The head of the 105th Precinct, Inspector Michael Coyle, spoke with church and community leaders at Bethel Ministries Church on Jamaica Avenue last week, addressing the upcoming changes at the precinct.

Coyle, promoted recently from deputy inspector, said the precinct recently received 18 additional police officers who will undergo new training. Coyle has also taken additional training since the announcement of the new NYPD action plan.

The plan, known as One City: Safe and Fair Everywhere, was initiated after the death of Eric Garner, who died during a police chokehold July 17, 2014 in Staten Island. Protests and riots over police-community relations followed, as they did after similar incidents across the nation in which white police officers killed black men.

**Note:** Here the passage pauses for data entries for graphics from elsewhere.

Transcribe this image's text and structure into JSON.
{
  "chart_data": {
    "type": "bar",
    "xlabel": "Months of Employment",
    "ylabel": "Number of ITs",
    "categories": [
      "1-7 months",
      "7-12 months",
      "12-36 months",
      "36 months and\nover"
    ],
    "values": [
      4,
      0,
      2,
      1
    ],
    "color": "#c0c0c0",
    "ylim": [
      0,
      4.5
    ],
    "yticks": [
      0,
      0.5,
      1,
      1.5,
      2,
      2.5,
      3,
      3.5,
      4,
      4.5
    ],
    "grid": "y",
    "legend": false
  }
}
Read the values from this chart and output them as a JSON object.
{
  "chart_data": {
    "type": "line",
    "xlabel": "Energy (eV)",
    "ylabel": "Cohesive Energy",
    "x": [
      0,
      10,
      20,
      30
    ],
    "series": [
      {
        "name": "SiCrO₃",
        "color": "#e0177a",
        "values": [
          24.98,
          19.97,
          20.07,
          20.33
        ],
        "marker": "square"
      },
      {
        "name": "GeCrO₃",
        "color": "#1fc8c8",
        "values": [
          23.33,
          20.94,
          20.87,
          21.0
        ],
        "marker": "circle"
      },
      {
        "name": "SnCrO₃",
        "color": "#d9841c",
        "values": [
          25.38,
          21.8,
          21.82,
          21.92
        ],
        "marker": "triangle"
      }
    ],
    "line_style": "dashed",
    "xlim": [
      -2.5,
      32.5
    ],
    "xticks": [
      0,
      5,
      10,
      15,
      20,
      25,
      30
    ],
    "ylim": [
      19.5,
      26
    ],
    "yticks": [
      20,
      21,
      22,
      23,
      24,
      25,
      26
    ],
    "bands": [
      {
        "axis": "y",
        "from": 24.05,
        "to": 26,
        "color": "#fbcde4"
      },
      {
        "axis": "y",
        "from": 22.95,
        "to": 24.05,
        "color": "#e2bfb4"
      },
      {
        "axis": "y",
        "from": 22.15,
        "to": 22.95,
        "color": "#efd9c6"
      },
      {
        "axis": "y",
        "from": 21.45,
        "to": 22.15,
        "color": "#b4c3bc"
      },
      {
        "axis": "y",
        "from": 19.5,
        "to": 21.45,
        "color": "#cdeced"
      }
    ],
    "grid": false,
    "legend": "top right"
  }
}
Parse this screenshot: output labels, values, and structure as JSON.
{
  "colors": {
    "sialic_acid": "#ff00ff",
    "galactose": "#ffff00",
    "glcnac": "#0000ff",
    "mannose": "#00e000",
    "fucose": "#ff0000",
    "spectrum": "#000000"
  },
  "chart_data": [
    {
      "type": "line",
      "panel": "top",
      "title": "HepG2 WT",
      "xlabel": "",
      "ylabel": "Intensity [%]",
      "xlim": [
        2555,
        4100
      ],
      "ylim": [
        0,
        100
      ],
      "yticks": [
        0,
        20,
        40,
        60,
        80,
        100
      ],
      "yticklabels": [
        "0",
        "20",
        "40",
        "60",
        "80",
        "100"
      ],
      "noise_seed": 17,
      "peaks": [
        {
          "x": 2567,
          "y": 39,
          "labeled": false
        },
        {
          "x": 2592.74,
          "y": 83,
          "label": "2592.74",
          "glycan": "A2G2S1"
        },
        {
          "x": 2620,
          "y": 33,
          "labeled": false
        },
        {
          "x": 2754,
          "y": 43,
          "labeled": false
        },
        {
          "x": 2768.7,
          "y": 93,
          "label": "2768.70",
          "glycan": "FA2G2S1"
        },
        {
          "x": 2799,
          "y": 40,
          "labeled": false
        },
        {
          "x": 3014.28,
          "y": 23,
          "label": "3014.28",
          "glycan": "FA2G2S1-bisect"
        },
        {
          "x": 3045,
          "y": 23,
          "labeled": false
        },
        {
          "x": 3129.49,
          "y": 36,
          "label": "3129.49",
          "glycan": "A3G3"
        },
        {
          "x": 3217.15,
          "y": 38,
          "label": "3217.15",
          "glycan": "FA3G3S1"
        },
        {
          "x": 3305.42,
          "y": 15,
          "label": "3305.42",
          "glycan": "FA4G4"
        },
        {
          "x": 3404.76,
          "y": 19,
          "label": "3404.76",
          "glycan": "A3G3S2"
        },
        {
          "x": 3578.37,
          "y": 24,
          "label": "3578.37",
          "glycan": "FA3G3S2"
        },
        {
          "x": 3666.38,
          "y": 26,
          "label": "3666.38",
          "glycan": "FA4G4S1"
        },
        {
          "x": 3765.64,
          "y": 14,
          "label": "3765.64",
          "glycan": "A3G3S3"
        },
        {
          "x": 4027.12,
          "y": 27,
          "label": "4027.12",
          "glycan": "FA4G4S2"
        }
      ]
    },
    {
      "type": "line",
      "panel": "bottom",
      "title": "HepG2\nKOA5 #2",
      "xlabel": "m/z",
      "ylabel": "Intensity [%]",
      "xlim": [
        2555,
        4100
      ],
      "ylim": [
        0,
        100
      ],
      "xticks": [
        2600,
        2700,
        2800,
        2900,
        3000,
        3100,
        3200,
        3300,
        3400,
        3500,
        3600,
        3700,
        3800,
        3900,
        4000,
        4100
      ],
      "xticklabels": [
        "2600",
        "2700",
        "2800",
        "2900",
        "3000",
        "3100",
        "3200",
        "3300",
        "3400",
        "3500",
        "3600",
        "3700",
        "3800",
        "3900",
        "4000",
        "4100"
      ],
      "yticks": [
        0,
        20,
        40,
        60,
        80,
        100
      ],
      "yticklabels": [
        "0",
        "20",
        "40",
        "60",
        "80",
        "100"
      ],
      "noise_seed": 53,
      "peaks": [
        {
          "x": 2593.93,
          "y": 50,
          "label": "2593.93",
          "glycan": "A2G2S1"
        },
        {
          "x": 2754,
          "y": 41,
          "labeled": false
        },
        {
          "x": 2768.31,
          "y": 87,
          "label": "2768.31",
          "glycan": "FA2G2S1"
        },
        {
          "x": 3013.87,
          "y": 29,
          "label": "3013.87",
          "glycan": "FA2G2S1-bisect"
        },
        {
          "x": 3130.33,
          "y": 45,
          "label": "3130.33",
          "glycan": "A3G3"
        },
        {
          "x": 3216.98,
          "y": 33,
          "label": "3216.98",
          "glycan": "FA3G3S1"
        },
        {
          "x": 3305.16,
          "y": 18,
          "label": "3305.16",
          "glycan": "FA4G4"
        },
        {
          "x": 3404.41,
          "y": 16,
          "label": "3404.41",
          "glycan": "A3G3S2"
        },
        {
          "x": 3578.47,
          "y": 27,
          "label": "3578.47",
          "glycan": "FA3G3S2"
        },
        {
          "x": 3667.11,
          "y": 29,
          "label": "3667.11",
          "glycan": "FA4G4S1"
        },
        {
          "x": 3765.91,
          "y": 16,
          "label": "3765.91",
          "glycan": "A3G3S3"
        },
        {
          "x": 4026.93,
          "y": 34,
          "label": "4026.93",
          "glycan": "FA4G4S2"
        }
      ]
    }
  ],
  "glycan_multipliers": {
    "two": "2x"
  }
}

“You have to let community and civic leaders know that they are part of your community—that has been part of my philosophy during my career and is one of the reasons why I have been so successful. In part I owe that success to the communities I have worked with,” Coyle said.

Coyle said the current field training is dramatically different from what officers were taught just a couple of years ago.

At the 105th Precinct, 18 police officers will be assigned to a mentorship program with veteran officers for day, night and overnight shifts. The foot posts will include commercial districts and religious institutions to allow officers to build a relationship with different parts of the community. The new officers will be assigned to their platoons after they have completed their mentorship training. This represents a major change from “the old standard, where an officer is put into an area that’s rife with crime and and it was enforcement, enforcement, enforcement,” Coyle said.

Coyle, who took the training alongside NYPD Chief James O’Neil as part of the action plan to retrain at least 20,000 officers said the three-day training focused on community and prevention of a situation turning into a violent incident.

“The first two days are about community and police and the third day is the physical day where they offer team takedowns rather than the use of chokeholds and they focus on de-escalating a situation,” Coyle said. “The training is excellent. It is going to change the way we do business.”

For the 105th Precinct, where Detective Brian Moore was shot in Queens Village, there is a new outlook on the community since Moore’s death.

“The cops did not know how many community members were on their side until Detective Moore’s murder. The memorial we had in front of the precinct, in my 22 years I have never seen anything like that,” Coyle said.

He said it would have been easy for officers to lump everyone together with Demetrius Blackwell, the accused gunman in the death of Moore, but they saw the real community when the people showed up to give them support.